En junio de 1989, coincidiendo con la presidencia española de la
Unión Europea, el presidente y los responsables económicos del Gobierno
decidieron, quizá influidos por los ilustrados del Banco de España, que
la peseta entrase en el Sistema Monetario Europeo (SME) y, además, con
un tipo de cambio a todas luces sobrevalorado. El razonamiento
subyacente a esta decisión se basaba en la creencia de que desde el
exterior nos ayudarían a disciplinar nuestra economía, ya que según
parecía éramos incapaces de conseguirlo por nuestros propios medios. El
resultado, como era de prever, fue muy distinto. Las tasas de inflación y
de interés continuaron siendo más altas que las de otros países
europeos y, al mantener fijo el tipo de cambio, la competitividad se
resintió generando la correspondiente brecha en la balanza de pagos y
ello fue la causa de que la economía se adentrase en la recesión, de la
que solo salimos después de que el SME quedase sin efectividad y, sobre
todo, tras las cuatro devaluaciones, impuestas por los mercados y a las
que las autoridades económicas se oponían con todas sus fuerzas.

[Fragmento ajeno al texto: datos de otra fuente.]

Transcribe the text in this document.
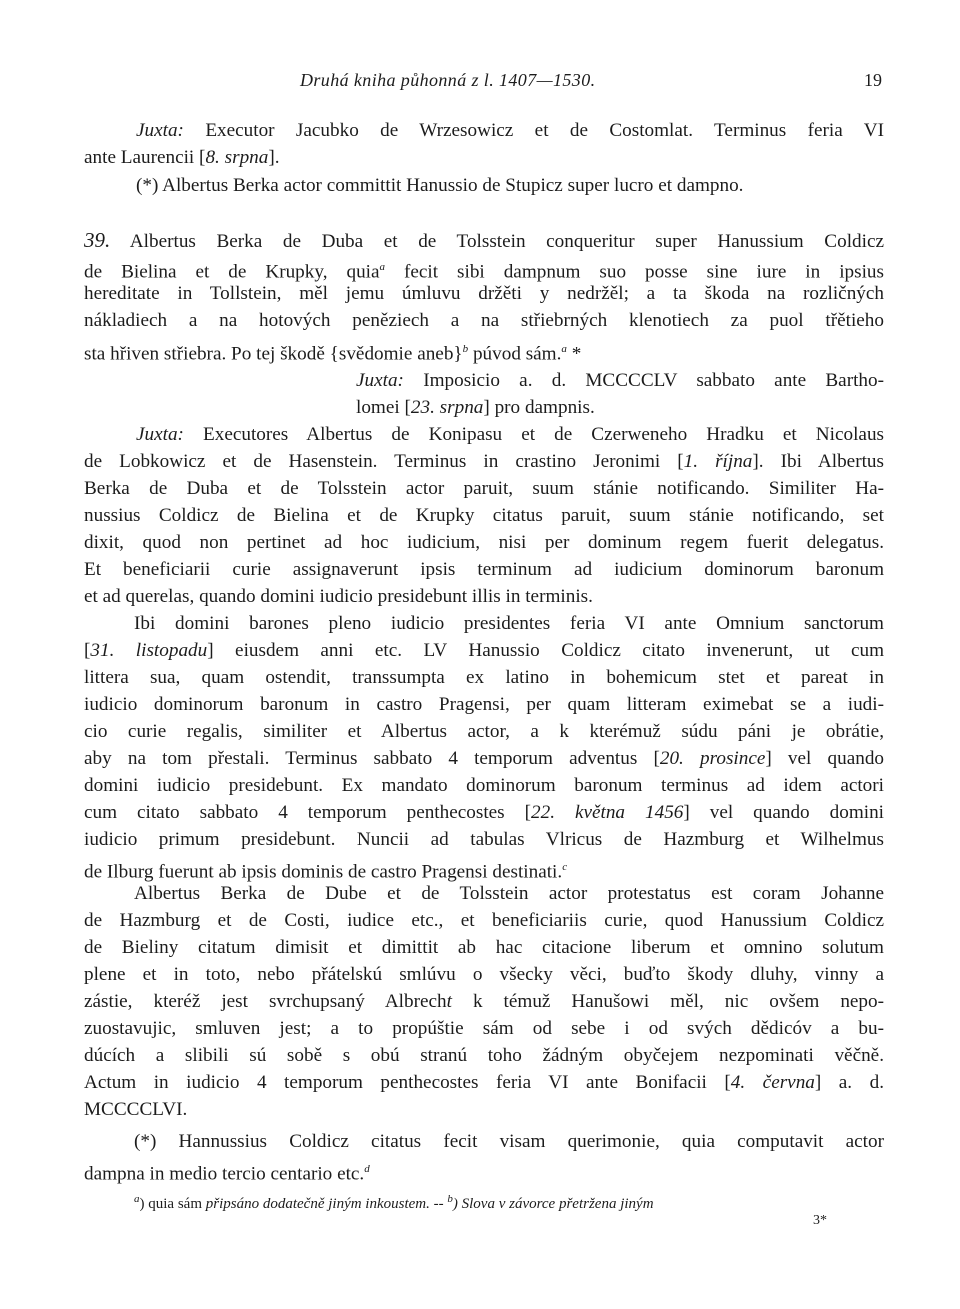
Druhá kniha půhonná z l. 1407—1530.	19
Juxta: Executor Jacubko de Wrzesowicz et de Costomlat. Terminus feria VI
ante Laurencii [8. srpna].
(*) Albertus Berka actor committit Hanussio de Stupicz super lucro et dampno.
39. Albertus Berka de Duba et de Tolsstein conqueritur super Hanussium Coldicz
de Bielina et de Krupky, quia$^a$ fecit sibi dampnum suo posse sine iure in ipsius
hereditate in Tollstein, měl jemu úmluvu držěti y nedržěl; a ta škoda na rozličných
nákladiech a na hotových peněziech a na střiebrných klenotiech za puol třětieho
sta hřiven střiebra. Po tej škodě {svědomie aneb}$^b$ púvod sám.$^a$ *
Juxta: Imposicio a. d. MCCCCLV sabbato ante Bartho-
lomei [23. srpna] pro dampnis.
Juxta: Executores Albertus de Konipasu et de Czerweneho Hradku et Nicolaus
de Lobkowicz et de Hasenstein. Terminus in crastino Jeronimi [1. října]. Ibi Albertus
Berka de Duba et de Tolsstein actor paruit, suum stánie notificando. Similiter Ha-
nussius Coldicz de Bielina et de Krupky citatus paruit, suum stánie notificando, set
dixit, quod non pertinet ad hoc iudicium, nisi per dominum regem fuerit delegatus.
Et beneficiarii curie assignaverunt ipsis terminum ad iudicium dominorum baronum
et ad querelas, quando domini iudicio presidebunt illis in terminis.
Ibi domini barones pleno iudicio presidentes feria VI ante Omnium sanctorum
[31. listopadu] eiusdem anni etc. LV Hanussio Coldicz citato invenerunt, ut cum
littera sua, quam ostendit, transsumpta ex latino in bohemicum stet et pareat in
iudicio dominorum baronum in castro Pragensi, per quam litteram eximebat se a iudi-
cio curie regalis, similiter et Albertus actor, a k kterémuž súdu páni je obrátie,
aby na tom přestali. Terminus sabbato 4 temporum adventus [20. prosince] vel quando
domini iudicio presidebunt. Ex mandato dominorum baronum terminus ad idem actori
cum citato sabbato 4 temporum penthecostes [22. května 1456] vel quando domini
iudicio primum presidebunt. Nuncii ad tabulas Vlricus de Hazmburg et Wilhelmus
de Ilburg fuerunt ab ipsis dominis de castro Pragensi destinati.$^c$
Albertus Berka de Dube et de Tolsstein actor protestatus est coram Johanne
de Hazmburg et de Costi, iudice etc., et beneficiariis curie, quod Hanussium Coldicz
de Bieliny citatum dimisit et dimittit ab hac citacione liberum et omnino solutum
plene et in toto, nebo přátelskú smlúvu o všecky věci, buďto škody dluhy, vinny a
zástie, kteréž jest svrchupsaný Albrecht k témuž Hanušowi měl, nic ovšem nepo-
zuostavujic, smluven jest; a to propúštie sám od sebe i od svých dědicóv a bu-
dúcích a slibili sú sobě s obú stranú toho žádným obyčejem nezpominati věčně.
Actum in iudicio 4 temporum penthecostes feria VI ante Bonifacii [4. června] a. d.
MCCCCLVI.
(*) Hannussius Coldicz citatus fecit visam querimonie, quia computavit actor
dampna in medio tercio centario etc.$^d$
$^a$) quia sám připsáno dodatečně jiným inkoustem. -- $^b$) Slova v závorce přetržena jiným
3*
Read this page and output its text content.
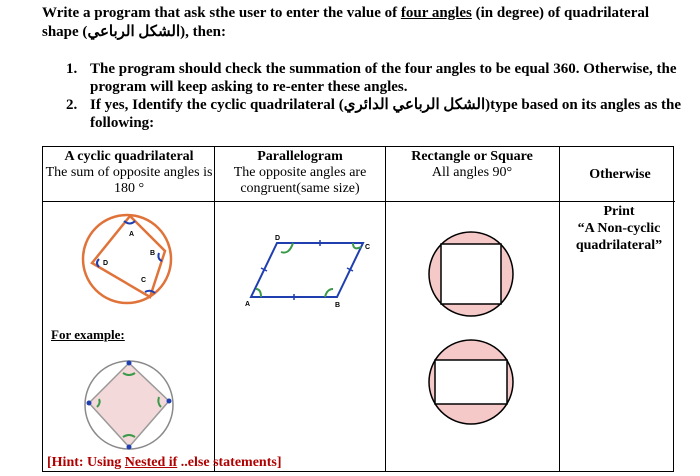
Write a program that ask sthe user to enter the value of four angles (in degree) of quadrilateral shape (الشكل الرباعي), then:
1. The program should check the summation of the four angles to be equal 360. Otherwise, the program will keep asking to re-enter these angles.
2. If yes, Identify the cyclic quadrilateral (الشكل الرباعي الدائري)type based on its angles as the following:
A cyclic quadrilateral
The sum of opposite angles is 180 °
Parallelogram
The opposite angles are congruent(same size)
Rectangle or Square
All angles 90°	Otherwise
Print
“A Non-cyclic quadrilateral”
A
B
C
D
D
C
B
A
For example:
[Hint: Using Nested if ..else statements]
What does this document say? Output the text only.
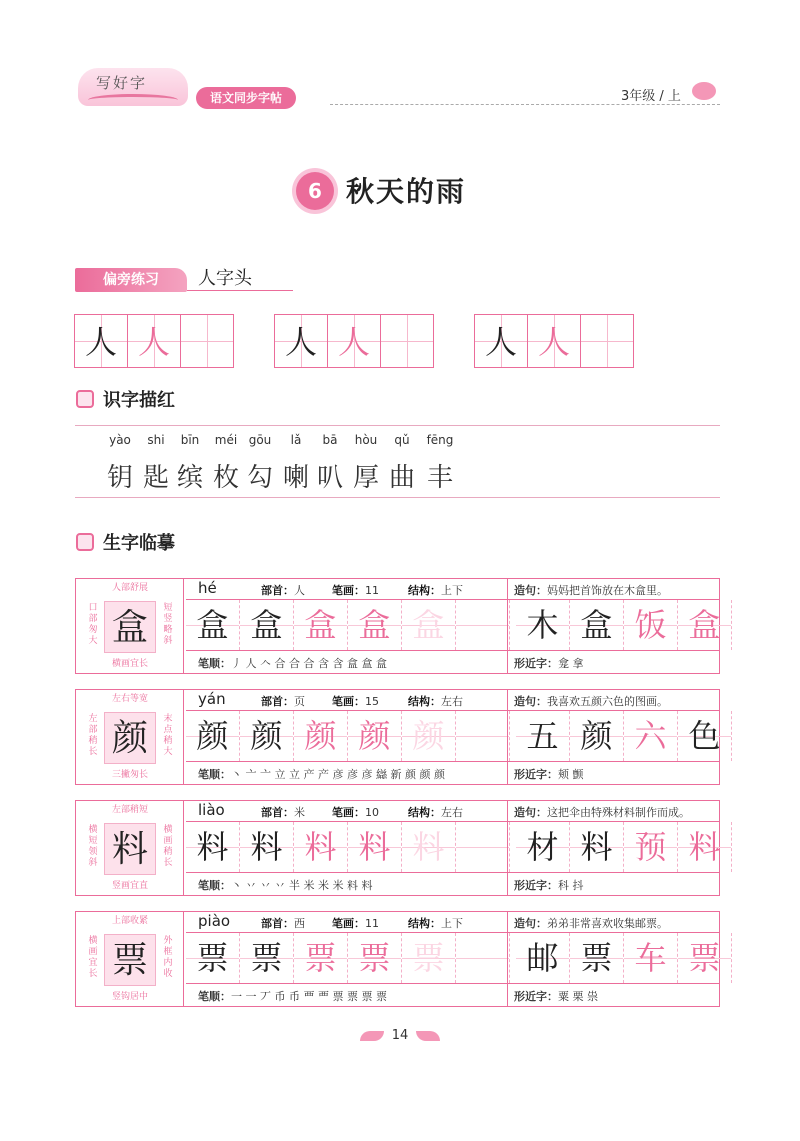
写好字
语文同步字帖	3年级 / 上
6 秋天的雨
偏旁练习	人字头
人 人	人 人	人 人
识字描红
yào
钥
shi
匙
bīn
缤
méi
枚
gōu
勾
lǎ
喇
bā
叭
hòu
厚
qǔ
曲
fēng
丰
生字临摹
人部舒展
口部匆大 盒	短竖略斜
横画宜长
hé	部首：人 笔画：11	结构：上下	造句：妈妈把首饰放在木盒里。
盒 盒 盒 盒 盒	木 盒 饭 盒
笔顺：丿 人 𠆢 合 合 合 含 含 盒 盒 盒	形近字：龛 拿
左右等宽
左部稍长 颜	末点稍大
三撇匆长
yán	部首：页 笔画：15	结构：左右	造句：我喜欢五颜六色的图画。
颜 颜 颜 颜 颜	五 颜 六 色
笔顺：丶 亠 亠 立 立 产 产 彦 彦 彦 䜌 新 颜 颜 颜	形近字：颊 颤
左部稍短
横短领斜 料	横画稍长
竖画宜直
liào	部首：米 笔画：10	结构：左右	造句：这把伞由特殊材料制作而成。
料 料 料 料 料	材 料 预 料
笔顺：丶 丷 丷 丷 半 米 米 米 料 料	形近字：科 抖
上部收紧
横画宜长 票	外框内收
竖钩居中
piào	部首：西 笔画：11	结构：上下	造句：弟弟非常喜欢收集邮票。
票 票 票 票 票	邮 票 车 票
笔顺：一 一 丆 币 币 覀 覀 票 票 票 票	形近字：粟 栗 祟
14
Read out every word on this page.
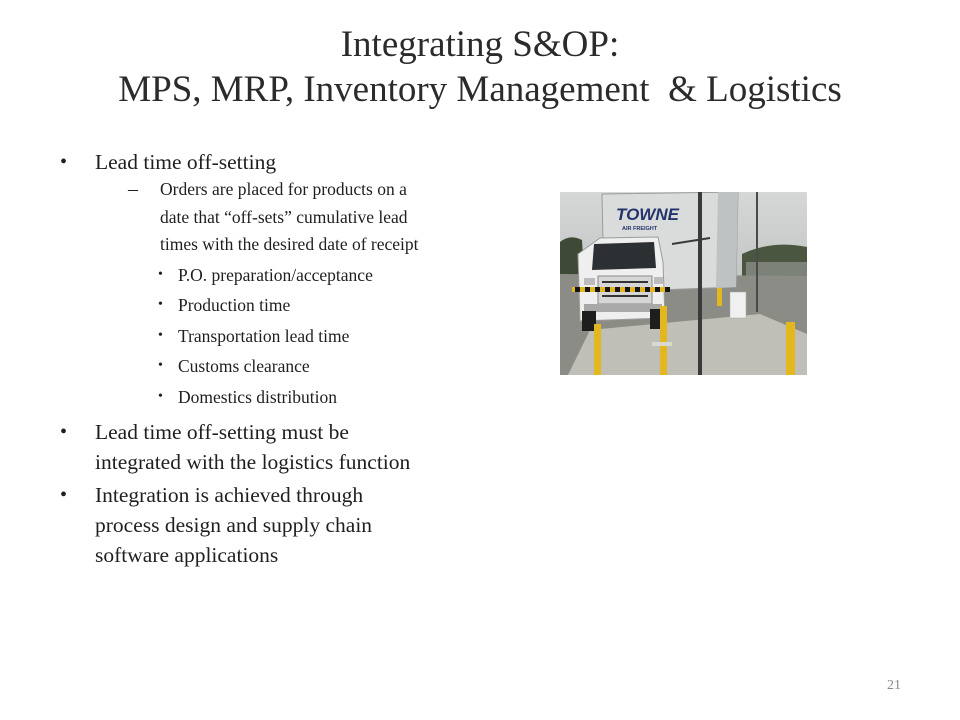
Integrating S&OP:
MPS, MRP, Inventory Management  & Logistics
• Lead time off-setting
– Orders are placed for products on a
date that “off-sets” cumulative lead
times with the desired date of receipt
• P.O. preparation/acceptance
• Production time
• Transportation lead time
• Customs clearance
• Domestics distribution
• Lead time off-setting must be
integrated with the logistics function
• Integration is achieved through
process design and supply chain
software applications
TOWNE
AIR FREIGHT
21
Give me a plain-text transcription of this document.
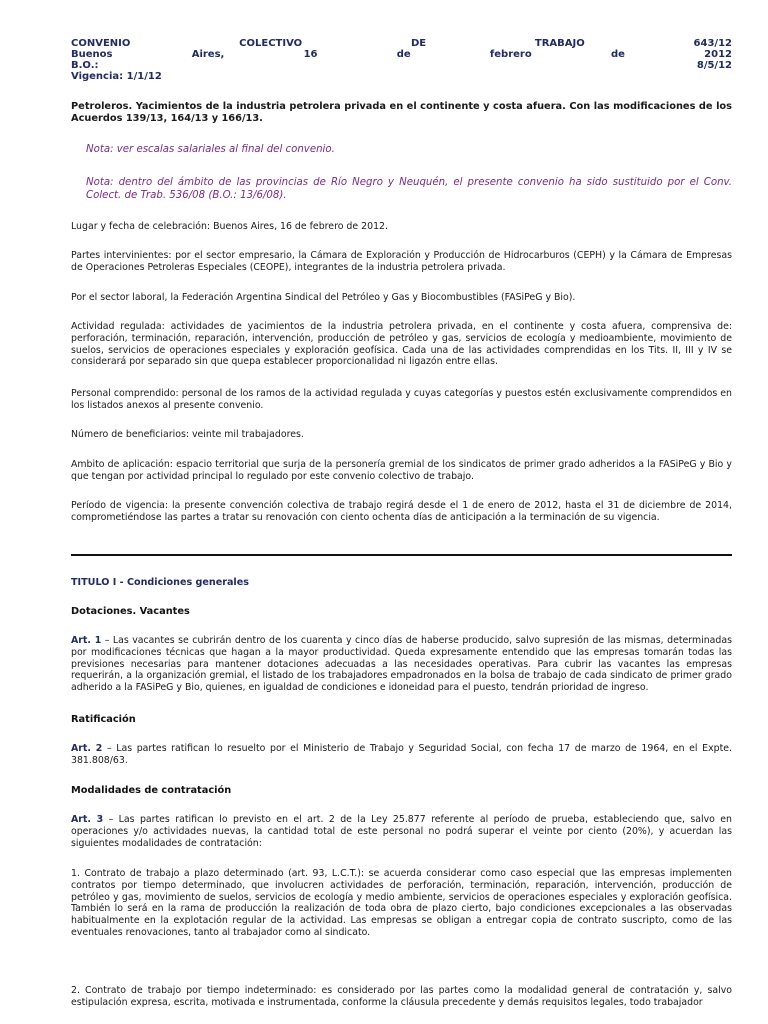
CONVENIO	COLECTIVO	DE	TRABAJO	643/12
Buenos	Aires,	16	de	febrero	de	2012
B.O.:	8/5/12
Vigencia: 1/1/12
Petroleros. Yacimientos de la industria petrolera privada en el continente y costa afuera. Con las modificaciones de los Acuerdos 139/13, 164/13 y 166/13.
Nota: ver escalas salariales al final del convenio.
Nota: dentro del ámbito de las provincias de Río Negro y Neuquén, el presente convenio ha sido sustituido por el Conv. Colect. de Trab. 536/08 (B.O.: 13/6/08).
Lugar y fecha de celebración: Buenos Aires, 16 de febrero de 2012.
Partes intervinientes: por el sector empresario, la Cámara de Exploración y Producción de Hidrocarburos (CEPH) y la Cámara de Empresas de Operaciones Petroleras Especiales (CEOPE), integrantes de la industria petrolera privada.
Por el sector laboral, la Federación Argentina Sindical del Petróleo y Gas y Biocombustibles (FASiPeG y Bio).
Actividad regulada: actividades de yacimientos de la industria petrolera privada, en el continente y costa afuera, comprensiva de: perforación, terminación, reparación, intervención, producción de petróleo y gas, servicios de ecología y medioambiente, movimiento de suelos, servicios de operaciones especiales y exploración geofísica. Cada una de las actividades comprendidas en los Tits. II, III y IV se considerará por separado sin que quepa establecer proporcionalidad ni ligazón entre ellas.
Personal comprendido: personal de los ramos de la actividad regulada y cuyas categorías y puestos estén exclusivamente comprendidos en los listados anexos al presente convenio.
Número de beneficiarios: veinte mil trabajadores.
Ambito de aplicación: espacio territorial que surja de la personería gremial de los sindicatos de primer grado adheridos a la FASiPeG y Bio y que tengan por actividad principal lo regulado por este convenio colectivo de trabajo.
Período de vigencia: la presente convención colectiva de trabajo regirá desde el 1 de enero de 2012, hasta el 31 de diciembre de 2014, comprometiéndose las partes a tratar su renovación con ciento ochenta días de anticipación a la terminación de su vigencia.
TITULO I - Condiciones generales
Dotaciones. Vacantes
Art. 1 – Las vacantes se cubrirán dentro de los cuarenta y cinco días de haberse producido, salvo supresión de las mismas, determinadas por modificaciones técnicas que hagan a la mayor productividad. Queda expresamente entendido que las empresas tomarán todas las previsiones necesarias para mantener dotaciones adecuadas a las necesidades operativas. Para cubrir las vacantes las empresas requerirán, a la organización gremial, el listado de los trabajadores empadronados en la bolsa de trabajo de cada sindicato de primer grado adherido a la FASiPeG y Bio, quienes, en igualdad de condiciones e idoneidad para el puesto, tendrán prioridad de ingreso.
Ratificación
Art. 2 – Las partes ratifican lo resuelto por el Ministerio de Trabajo y Seguridad Social, con fecha 17 de marzo de 1964, en el Expte. 381.808/63.
Modalidades de contratación
Art. 3 – Las partes ratifican lo previsto en el art. 2 de la Ley 25.877 referente al período de prueba, estableciendo que, salvo en operaciones y/o actividades nuevas, la cantidad total de este personal no podrá superar el veinte por ciento (20%), y acuerdan las siguientes modalidades de contratación:
1. Contrato de trabajo a plazo determinado (art. 93, L.C.T.): se acuerda considerar como caso especial que las empresas implementen contratos por tiempo determinado, que involucren actividades de perforación, terminación, reparación, intervención, producción de petróleo y gas, movimiento de suelos, servicios de ecología y medio ambiente, servicios de operaciones especiales y exploración geofísica. También lo será en la rama de producción la realización de toda obra de plazo cierto, bajo condiciones excepcionales a las observadas habitualmente en la explotación regular de la actividad. Las empresas se obligan a entregar copia de contrato suscripto, como de las eventuales renovaciones, tanto al trabajador como al sindicato.
2. Contrato de trabajo por tiempo indeterminado: es considerado por las partes como la modalidad general de contratación y, salvo estipulación expresa, escrita, motivada e instrumentada, conforme la cláusula precedente y demás requisitos legales, todo trabajador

La economía, es cierto, terminó remontando, pero el daño estaba ya
hecho en forma de destrucción de tejido productivo y de desempleo. Aun
cuando la realidad había mostrado sobradamente lo desafortunado de la
medida, nadie pagó por ella, ni quienes la adoptaron ni quienes la
preconizaron con ardor. Es más, sus autores continuaron pontificando y
defendiendo la entrada en la unión monetaria, aun cuando el fracaso del
SME era presagio claro de las dificultades que se iban a generar con el
euro. Acuñaron la argumentación de que con la moneda única no sería
posible la divergencia ni en las tasas de inflación ni en el tipo de
interés, ni podrían producirse las turbulencias financieras que habían
dado al traste con el SME.
De nuevo, la realidad ha dejado en evidencia lo equivocado del
pronóstico. Según fueron transcurriendo los años, en la Eurozona se
comprobó que, a pesar de contar con la misma política monetaria, el
incremento de precios no era homogéneo en los distintos países, con lo
que unos, especialmente Alemania, ganaban competitividad y otros, entre
los que se encontraba España, la perdían. Los primeros fueron
acrecentando progresivamente el superávit de su balanza de pagos y los
segundos, el déficit. Tales desequilibrios se cerraron con fuertes
flujos de fondos de los países superavitarios que, confiados en la
moneda única, se trasladaban a los deficitarios. El proceso sin embargo
no podía continuar hasta el infinito. Acabó surgiendo la desconfianza y
la huida sin que los países deudores tengan ninguna defensa al no poder
devaluar el tipo de cambio ni contar con un banco central que los
respalde.
Al tener todos los países la misma moneda, las turbulencias
financieras ciertamente no podían darse en los mercados de divisas, pero
a todos esos genios de la economía no se les ocurrió pensar que se
trasladarían, y ¡cómo!, a los mercados de deuda pública, ocasionando una
enorme divergencia en los tipos de interés y haciendo insostenible la
situación a medio plazo. En realidad, se han vuelto a repetir los mismos
resultados negativos que se dieron con el SME, con la diferencia de que
ahora no hay vuelta atrás o esta es infinitamente más difícil y tendría
un coste ingente, y de que los efectos perniciosos revisten una mayor
gravedad que se incrementa con el tiempo. Han introducido a la economía
española en una gran trampa, y generado un daño social enorme. No
obstante, nadie parece asumir la responsabilidad de la equivocación.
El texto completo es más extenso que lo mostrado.